Many physical systems of interest involve the close interaction of a flow in a domain with complex, time-varying boundaries. Treatment of boundaries of this nature is cumbersome due to the difficulty in explicitly tracking boundaries that may exhibit topological transitions and high curvature. Such conditions can also lead to numerical instability. Diffuse boundary methods such as the phase field method are an attractive way to describe systems with complex boundaries, but coupling such methods to hydrodynamic flow solvers is nontrivial. This work presents a systematic approach for coupling flow to arbitrary implicitly-defined diffuse domains. It is demonstrated that all boundary conditions of interest can be expressed as suitable fluxes, noting that angular momentum flux is necessary in order to account for cases such as the no-slip condition.
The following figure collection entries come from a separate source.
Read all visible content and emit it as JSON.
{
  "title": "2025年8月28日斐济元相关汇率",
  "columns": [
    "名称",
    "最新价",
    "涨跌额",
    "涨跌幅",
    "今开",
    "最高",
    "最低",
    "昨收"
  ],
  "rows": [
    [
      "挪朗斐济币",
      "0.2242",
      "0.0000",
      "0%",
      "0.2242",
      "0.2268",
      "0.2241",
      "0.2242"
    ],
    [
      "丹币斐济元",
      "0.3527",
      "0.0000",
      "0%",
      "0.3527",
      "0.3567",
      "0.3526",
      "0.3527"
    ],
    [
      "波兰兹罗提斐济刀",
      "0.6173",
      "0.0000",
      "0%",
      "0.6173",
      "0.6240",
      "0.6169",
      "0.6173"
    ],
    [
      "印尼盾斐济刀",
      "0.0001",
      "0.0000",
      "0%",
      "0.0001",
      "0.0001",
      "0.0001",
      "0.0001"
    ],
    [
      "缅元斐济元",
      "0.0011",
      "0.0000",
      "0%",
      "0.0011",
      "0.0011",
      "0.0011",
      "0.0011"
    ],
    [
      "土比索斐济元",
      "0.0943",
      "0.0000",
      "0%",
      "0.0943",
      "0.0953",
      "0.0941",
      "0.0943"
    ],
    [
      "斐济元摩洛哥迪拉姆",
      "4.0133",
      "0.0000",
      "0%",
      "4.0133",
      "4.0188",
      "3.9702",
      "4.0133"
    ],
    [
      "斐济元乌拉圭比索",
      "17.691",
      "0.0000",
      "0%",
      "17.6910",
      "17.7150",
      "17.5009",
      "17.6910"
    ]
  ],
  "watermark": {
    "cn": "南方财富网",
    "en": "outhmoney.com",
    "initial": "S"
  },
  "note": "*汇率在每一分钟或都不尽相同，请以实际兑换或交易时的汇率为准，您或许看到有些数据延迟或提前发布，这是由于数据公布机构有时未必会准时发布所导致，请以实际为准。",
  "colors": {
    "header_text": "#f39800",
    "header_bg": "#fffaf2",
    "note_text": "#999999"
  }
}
Moreover, it is shown that the diffuse boundary formulation converges exactly to the sharp interface solution, resulting in a well-defined error bound. The method is applied in a viscous compressible flow solver with block-structured adaptive mesh refinement, and the convergence properties are shown. Finally, the efficacy of the method is demonstrated by coupling to other classical flow problems (vortex shedding), problems in solidification (coupling to dendritic growth), and flow through eroding media (coupling to the Allen Cahn equation).